Water trickles onto my face, but there is no rain around me, only darkness. The sun left somehow. I trip and fall into a puddle, the muggy liquid seeping over my hands and knees begins to increase. I stand up and try to find an escape from the expanding current, but before long it has swept me up. It carries me along and now there are other bodies that pass me by. The undercurrent pulls me down, filling my lungs with iron-tasting liquid. My chest heaves and I gag at the taste of blood. I can feel myself screaming under the surface, trying t
o find a way out, but I can’t. I am trapped.
My head resurfaces and I inhale deeply before the current can pull me back down. But there is no current anymore, only stillness. I open my eyes and find myself inside a glass box. My head hits the top and I know that no matter how much air I try to inhale, it will eventually run out, my lungs will burn, and I will open them, only to be overpowered by the crimson fluid that surrounds me. Still, instinct takes over. I breathe in my last inhale and plunge down. That’s when I see her, standing outside the glass box, watching me die.
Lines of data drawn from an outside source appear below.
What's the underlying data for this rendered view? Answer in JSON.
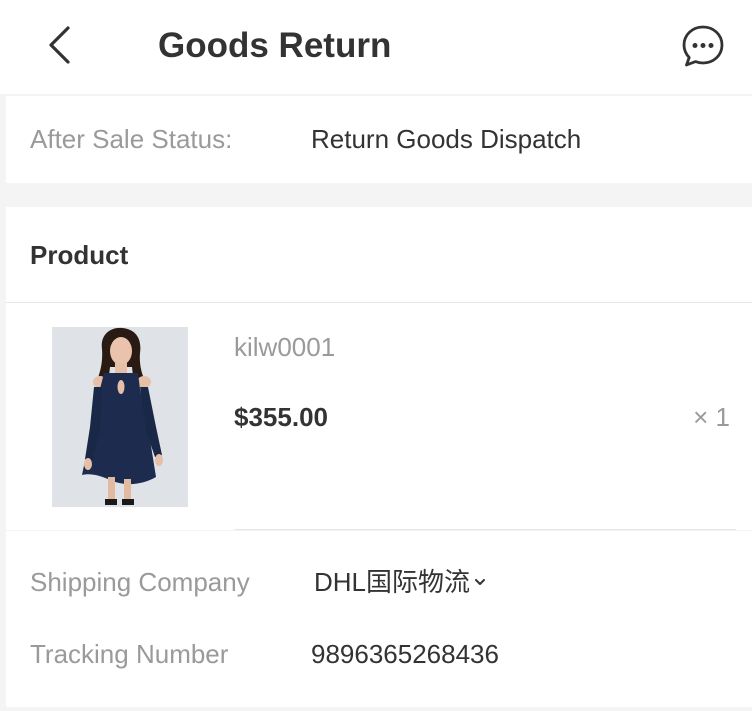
{
  "header": {
    "title": "Goods Return",
    "back_icon": "chevron-left-icon",
    "chat_icon": "chat-bubble-icon"
  },
  "status": {
    "label": "After Sale Status:",
    "value": "Return Goods Dispatch"
  },
  "product": {
    "heading": "Product",
    "sku": "kilw0001",
    "price": "$355.00",
    "quantity": "× 1"
  },
  "shipping": {
    "company_label": "Shipping Company",
    "company_value": "DHL国际物流",
    "tracking_label": "Tracking Number",
    "tracking_value": "9896365268436"
  },
  "colors": {
    "background": "#f4f4f4",
    "card": "#ffffff",
    "text_primary": "#333333",
    "text_secondary": "#9a9a9a",
    "divider": "#e6e6e6"
  }
}
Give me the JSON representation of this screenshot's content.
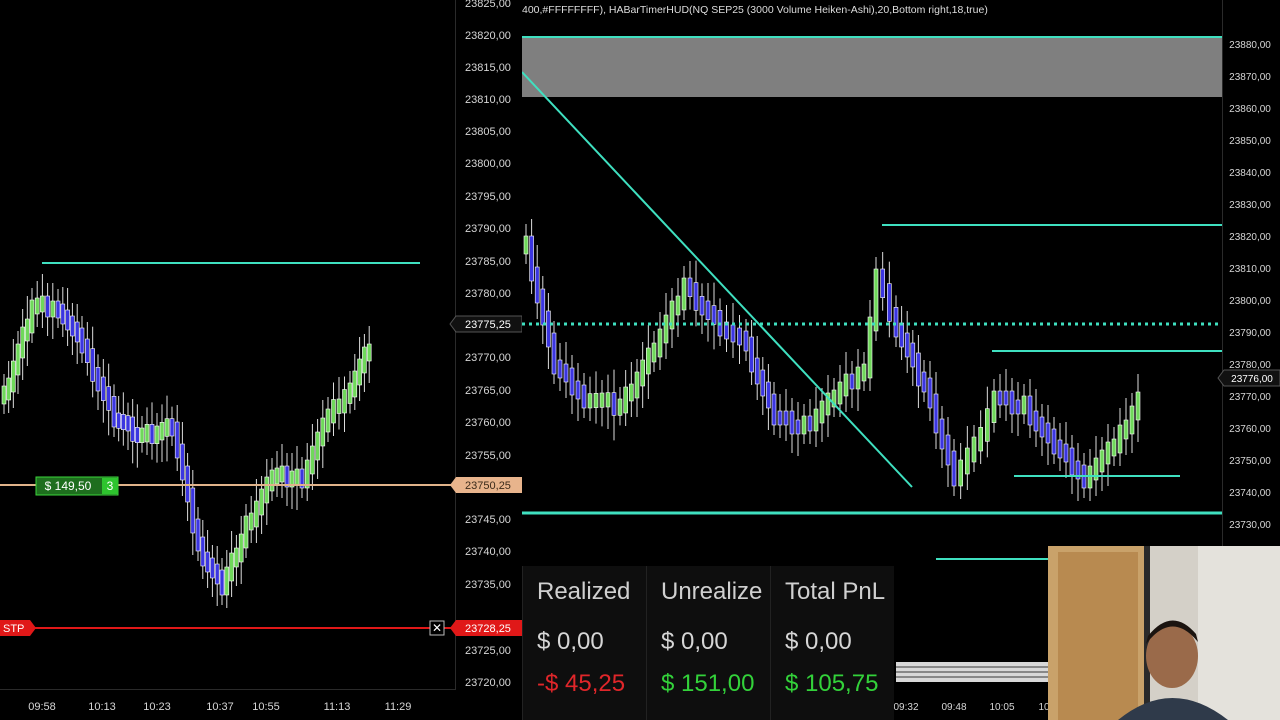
{
  "left_chart": {
    "price_labels": [
      "23825,00",
      "23820,00",
      "23815,00",
      "23810,00",
      "23805,00",
      "23800,00",
      "23795,00",
      "23790,00",
      "23785,00",
      "23780,00",
      "23775,25",
      "23770,00",
      "23765,00",
      "23760,00",
      "23755,00",
      "23750,25",
      "23745,00",
      "23740,00",
      "23735,00",
      "23728,25",
      "23725,00",
      "23720,00"
    ],
    "current_price_tag": "23775,25",
    "avg_price_tag": "23750,25",
    "stop_price_tag": "23728,25",
    "time_labels": [
      "09:58",
      "10:13",
      "10:23",
      "10:37",
      "10:55",
      "11:13",
      "11:29"
    ],
    "position_pnl": "$ 149,50",
    "position_qty": "3",
    "stop_label": "STP",
    "close_glyph": "✕"
  },
  "right_chart": {
    "indicator_text": "400,#FFFFFFFF), HABarTimerHUD(NQ SEP25 (3000 Volume Heiken-Ashi),20,Bottom right,18,true)",
    "price_labels": [
      "23880,00",
      "23870,00",
      "23860,00",
      "23850,00",
      "23840,00",
      "23830,00",
      "23820,00",
      "23810,00",
      "23800,00",
      "23790,00",
      "23780,00",
      "23776,00",
      "23770,00",
      "23760,00",
      "23750,00",
      "23740,00",
      "23730,00"
    ],
    "current_price_tag": "23776,00",
    "time_labels": [
      "09:32",
      "09:48",
      "10:05",
      "10"
    ]
  },
  "pnl": {
    "columns": [
      {
        "header": "Realized",
        "row1": "$ 0,00",
        "row2": "-$ 45,25",
        "row2_sign": "neg"
      },
      {
        "header": "Unrealize",
        "row1": "$ 0,00",
        "row2": "$ 151,00",
        "row2_sign": "pos"
      },
      {
        "header": "Total PnL",
        "row1": "$ 0,00",
        "row2": "$ 105,75",
        "row2_sign": "pos"
      }
    ]
  },
  "colors": {
    "bull_candle": "#6fd85a",
    "bear_candle": "#3b35e0",
    "line_cyan": "#3fe0c0",
    "avg_line": "#e0b38a",
    "stop_red": "#e01818",
    "position_green": "#2ca52c"
  }
}
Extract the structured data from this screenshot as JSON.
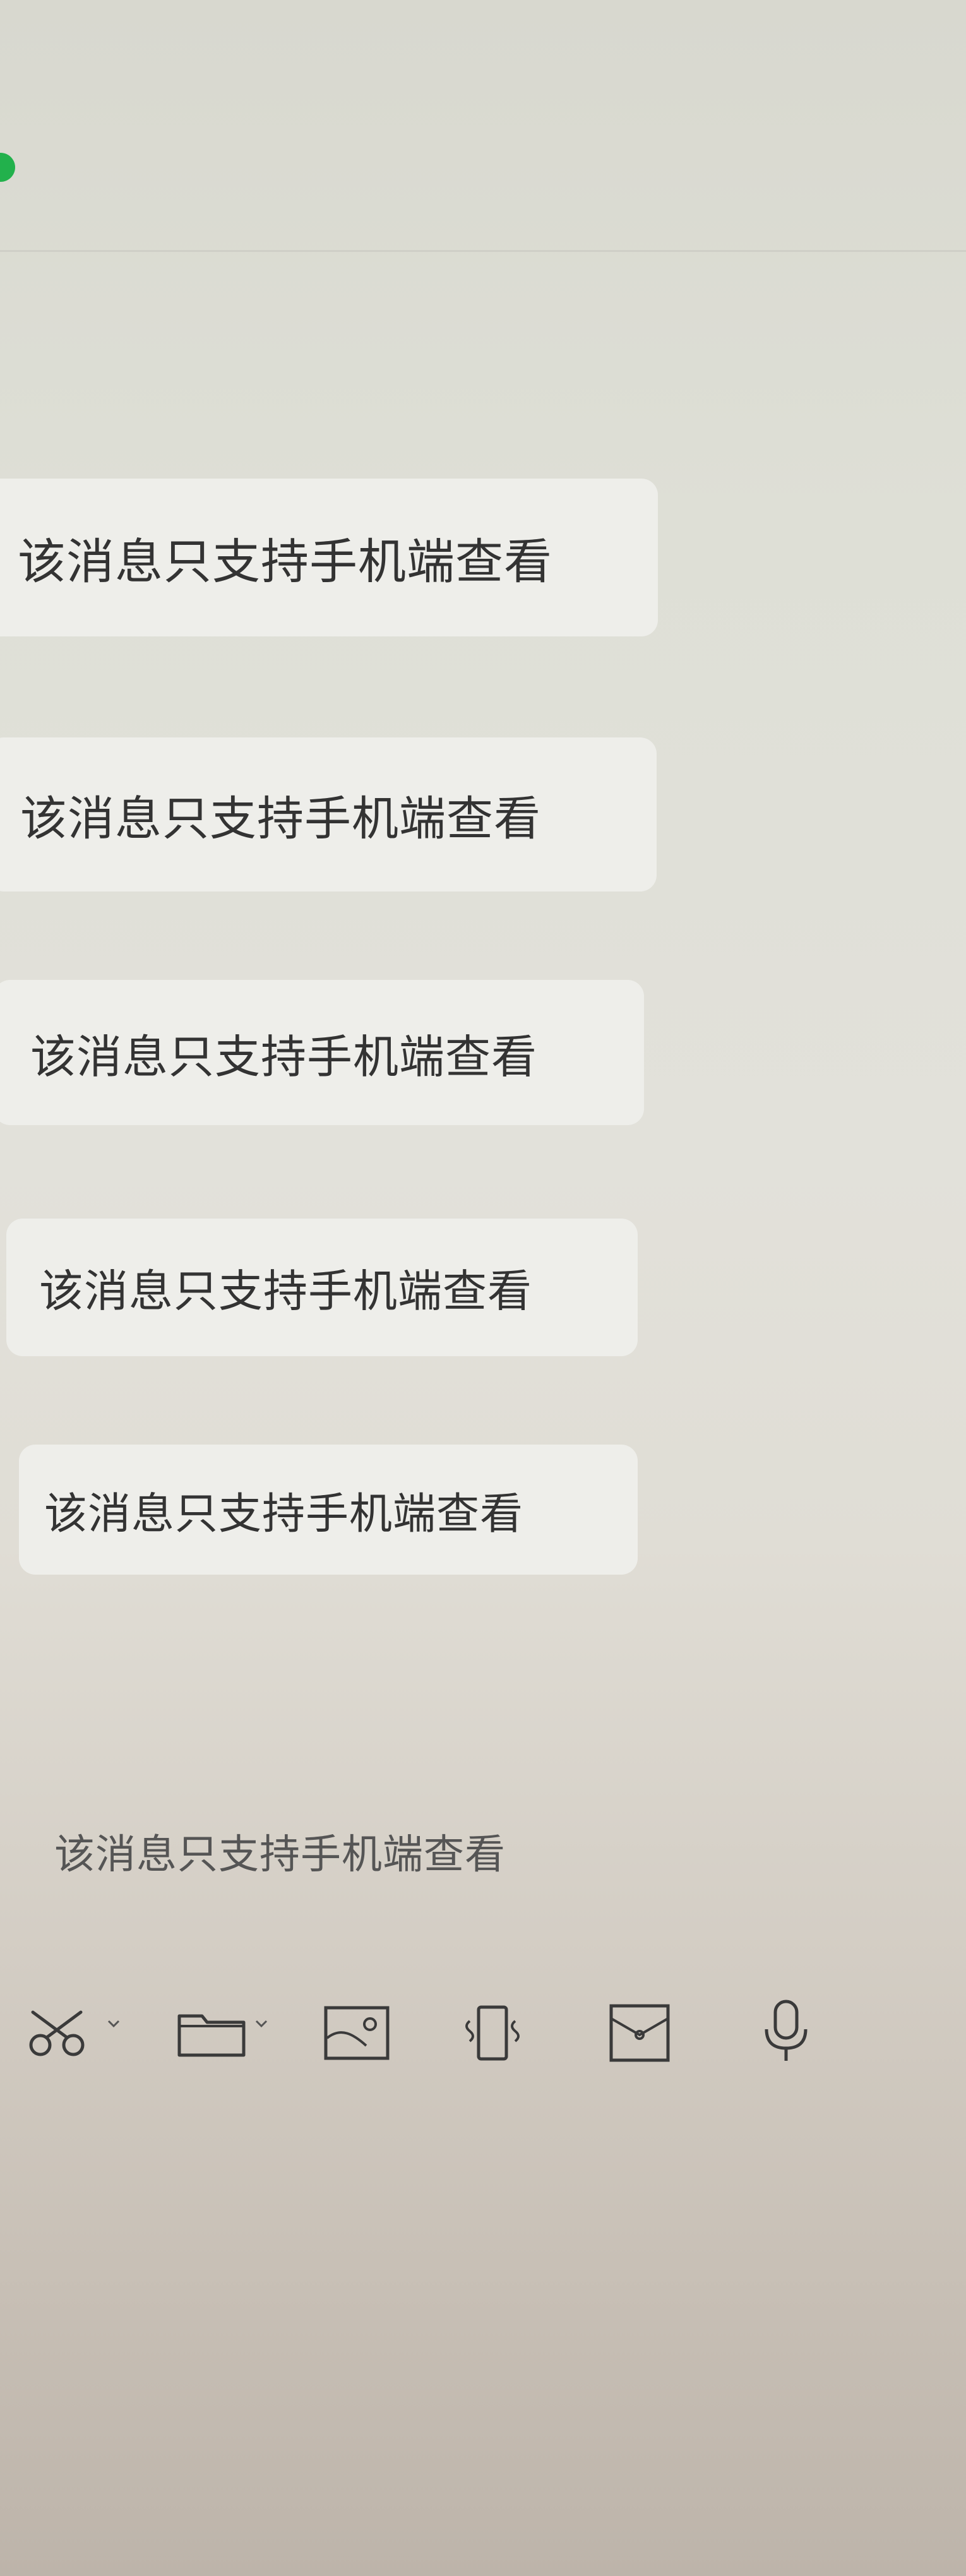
{
  "messages": [
    {
      "text": "该消息只支持手机端查看"
    },
    {
      "text": "该消息只支持手机端查看"
    },
    {
      "text": "该消息只支持手机端查看"
    },
    {
      "text": "该消息只支持手机端查看"
    },
    {
      "text": "该消息只支持手机端查看"
    },
    {
      "text": "该消息只支持手机端查看"
    }
  ],
  "toolbar": {
    "icons": [
      "scissors-icon",
      "folder-icon",
      "screenshot-icon",
      "phone-icon",
      "envelope-icon",
      "microphone-icon"
    ]
  },
  "colors": {
    "status_dot": "#22b14c",
    "bubble": "#eeeeea",
    "icon": "#3a3a3a"
  }
}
My eyes flash open. The rhythmic contractions of my heart feel like helicopter blades pumping blood through my veins. I know I'm awake now, but I still can't shake the lump that has taken permanent residence inside my throat. The memory of the dream still vibrates through my mind and I have to shut my eyes tight to prevent the tears from falling out. My thoughts linger on the image of my sister, peacefully watching me drown. I can’t think about her without my emotions caving in around me. I shove her memory back into the closet I’ve been keeping her in and sit up.